Julia is about to start as Edulia position ESR3 at the University of Florence in Italy. Her research will focus on The role of emotions, personality traits and sensory sensitivity in food preferences in pre-adolescent children, in WP2. She will work closely with Ervina (ESR2)

Please, tell us about your background 

My name is Julia and I am 25 years old. I was born in Germany, but lived in several places. Mostly I lived in Austria with a 3-year stay in Italy as a child. The last 4 years I lived in Denmark for my Master in Human Nutrition and worked at the University of Copenhagen.

My master thesis focused on food choices in pre-adolescents (reasons for accepting or rejecting food). The study was conducted within Taste for Life, an organisation focusing on the dissemination of taste to children and adults for a better and healthier life.

I was appointed as Ambassador of Taste and worked as a research assistant for Taste for Life and the Nordic Food Lab at the University of Copenhagen, where I researched about children’s food choices, developed teaching material for primary schools and organised several food related events for children.

Why did you want to be a part of Edulia?

To continue my research about children’s eating behaviour and to promote healthier eating from childhood. I felt that Edulia aligns perfectly with my recent work at Taste for Life and I knew that I want to continue my research within an interdisciplinary and international project.

I was also excited about a new challenge after living in Denmark for the past years. Living in Italy attracted me a lot to apply for this position (I absolutely love Italian food and fresh pasta!).

Which institution are you going to work in?

Department of Agricultural, Food and Forestry Systems (GESAAF) at the University of Florence, Italy

What are your expectations of living in Florence (country of location)?

I want to improve my Italian language skills and explore the country in all its corners.

What do you think will be the main challenge for you the next three years? 

I moved to different countries before, so I am aware of the challenges that I have to face. The language barrier and differences in culture will probably be the biggest hurdle, but the academic tasks are not something that I underestimate either.

What do you think about your future career?

At the moment my main focus is on my PhD. I think that many of opportunities come along the places you go and the people you meet. However, I can see myself to continue researching about children’s eating behaviour as this field offers a lot of potential and future opportunities.

Which challenges do you find most important for our society in the future?

We are facing a lot of life-style diseases nowadays. Of course it is important to educate about what is healthy to eat or not, but changing someone’s eating behaviour is probably the most challenging of all.

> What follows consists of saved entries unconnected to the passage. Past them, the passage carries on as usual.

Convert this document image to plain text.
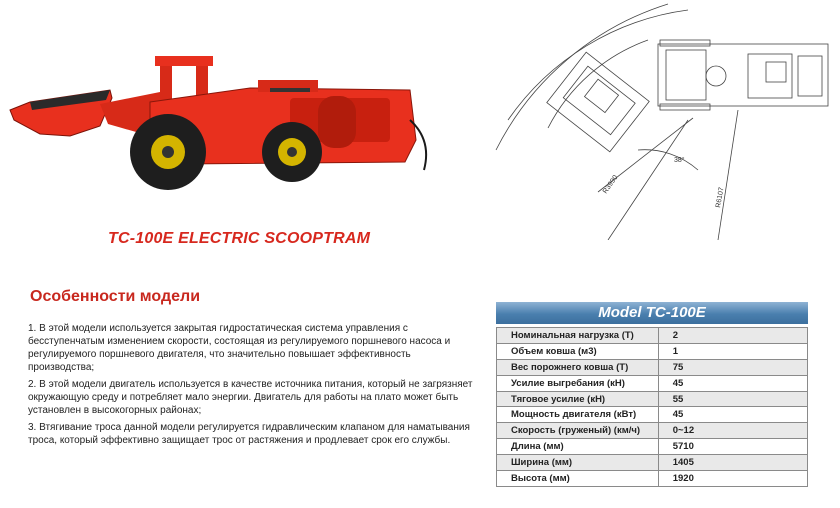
TC-100E ELECTRIC SCOOPTRAM
38°
R3990
R6107
Особенности модели

1. В этой модели используется закрытая гидростатическая система управления с бесступенчатым изменением скорости, состоящая из регулируемого поршневого насоса и регулируемого поршневого двигателя, что значительно повышает эффективность производства;

2. В этой модели двигатель используется в качестве источника питания, который не загрязняет окружающую среду и потребляет мало энергии. Двигатель для работы на плато может быть установлен в высокогорных районах;

3. Втягивание троса данной модели регулируется гидравлическим клапаном для наматывания троса, который эффективно защищает трос от растяжения и продлевает срок его службы.

Model TC-100E
Номинальная нагрузка (T)	2
Объем ковша (м3)	1
Вес порожнего ковша (T)	75
Усилие выгребания (кН)	45
Тяговое усилие (кН)	55
Мощность двигателя (кВт)	45
Скорость (груженый) (км/ч)	0~12
Длина (мм)	5710
Ширина (мм)	1405
Высота (мм)	1920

To teach about what is healthy is one thing, but to transfer this knowledge into action and be consistent with it is by far the bigger challenge.

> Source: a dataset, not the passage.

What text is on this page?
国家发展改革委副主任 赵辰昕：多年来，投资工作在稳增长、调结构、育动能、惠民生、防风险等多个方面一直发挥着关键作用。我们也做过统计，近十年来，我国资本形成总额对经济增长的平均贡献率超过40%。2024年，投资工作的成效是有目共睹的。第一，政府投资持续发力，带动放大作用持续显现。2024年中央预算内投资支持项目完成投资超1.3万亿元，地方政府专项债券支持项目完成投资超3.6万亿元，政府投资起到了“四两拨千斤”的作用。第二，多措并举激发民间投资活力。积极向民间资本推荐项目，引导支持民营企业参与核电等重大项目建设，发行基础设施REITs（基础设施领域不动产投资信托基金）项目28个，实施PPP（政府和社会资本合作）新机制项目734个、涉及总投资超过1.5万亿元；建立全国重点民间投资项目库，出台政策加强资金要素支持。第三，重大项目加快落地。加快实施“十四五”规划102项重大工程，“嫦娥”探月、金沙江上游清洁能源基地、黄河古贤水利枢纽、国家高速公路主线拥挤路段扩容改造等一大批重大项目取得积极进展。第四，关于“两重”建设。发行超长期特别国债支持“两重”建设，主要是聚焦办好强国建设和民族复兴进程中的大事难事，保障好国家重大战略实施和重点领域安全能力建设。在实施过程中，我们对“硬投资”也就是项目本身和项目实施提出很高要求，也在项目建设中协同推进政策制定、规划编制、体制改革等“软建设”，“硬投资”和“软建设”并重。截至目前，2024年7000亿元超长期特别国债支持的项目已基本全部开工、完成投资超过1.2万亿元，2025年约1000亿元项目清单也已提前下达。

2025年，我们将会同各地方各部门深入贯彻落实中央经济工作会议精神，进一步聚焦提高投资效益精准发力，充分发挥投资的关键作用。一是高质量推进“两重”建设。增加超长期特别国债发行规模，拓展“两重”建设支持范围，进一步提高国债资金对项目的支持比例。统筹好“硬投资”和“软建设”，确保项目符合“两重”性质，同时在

How do you want to make a difference?

I hope that my future research will contribute with a lot more insights into children’s eating behaviour that can be used to develop new ways to improve children’s health in the long-term. Research is one part, but I hope that with my passion, by creating awareness and sharing knowledge I will also inspire other people to make a change.

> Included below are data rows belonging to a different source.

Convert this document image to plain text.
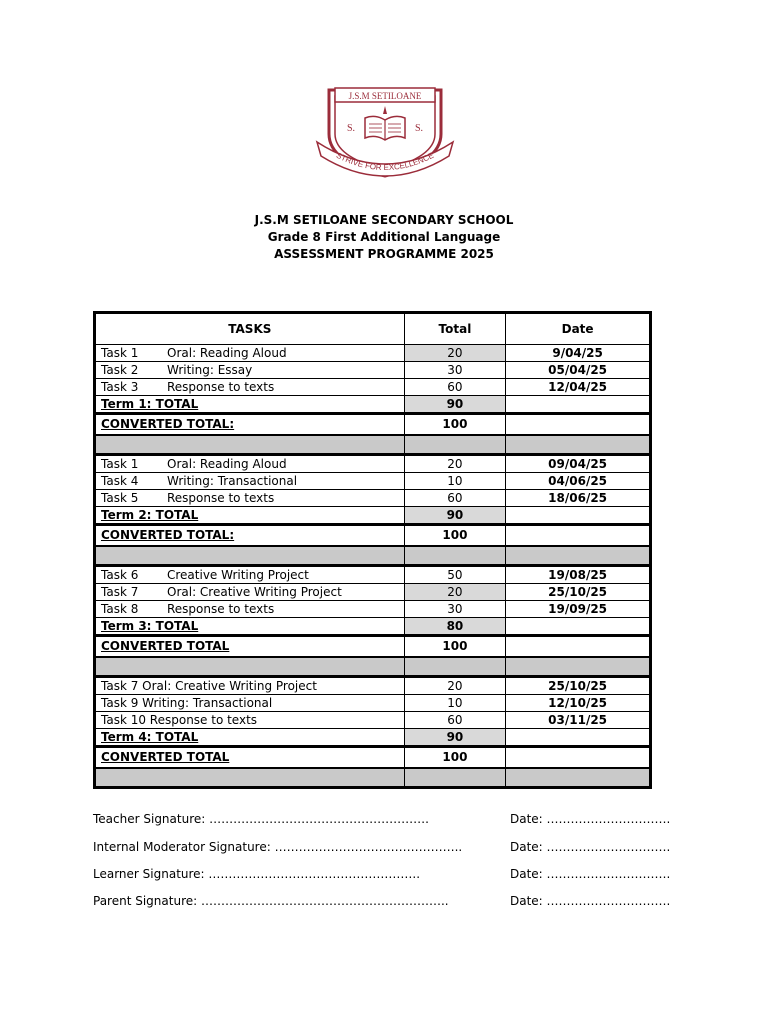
J.S.M SETILOANE
S.	S.
STRIVE FOR EXCELLENCE
J.S.M SETILOANE SECONDARY SCHOOL
Grade 8 First Additional Language
ASSESSMENT PROGRAMME 2025
TASKS	Total	Date
Task 1 Oral: Reading Aloud	20	9/04/25
Task 2 Writing: Essay	30	05/04/25
Task 3 Response to texts	60	12/04/25
Term 1: TOTAL	90	
CONVERTED TOTAL:	100	

Task 1 Oral: Reading Aloud	20	09/04/25
Task 4 Writing: Transactional	10	04/06/25
Task 5 Response to texts	60	18/06/25
Term 2: TOTAL	90	
CONVERTED TOTAL:	100	

Task 6 Creative Writing Project	50	19/08/25
Task 7 Oral: Creative Writing Project	20	25/10/25
Task 8 Response to texts	30	19/09/25
Term 3: TOTAL	80	
CONVERTED TOTAL	100	

Task 7 Oral: Creative Writing Project	20	25/10/25
Task 9 Writing: Transactional	10	12/10/25
Task 10 Response to texts	60	03/11/25
Term 4: TOTAL	90	
CONVERTED TOTAL	100	

Teacher Signature: ……………………………………………….	Date: ………………………….
Internal Moderator Signature: ………………………………………..	Date: ………………………….
Learner Signature: ……………………………………………..	Date: ………………………….
Parent Signature: ……………………………………………………..	Date: ………………………….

Your project in Edulia is focused on pre-adolescents. What do you think will be the challenges of doing research related to this age-group.

I don’t think you can call it what the “worst” is, but children can often be quite unpredictable and sometimes not everything can go as planned, which brings its challenges.

The good thing about pre-adolescents is that children are often more willing to try new foods and to participate in food related activities compared to many adults. Children are very curious and that makes it fun to work with and eases data collection.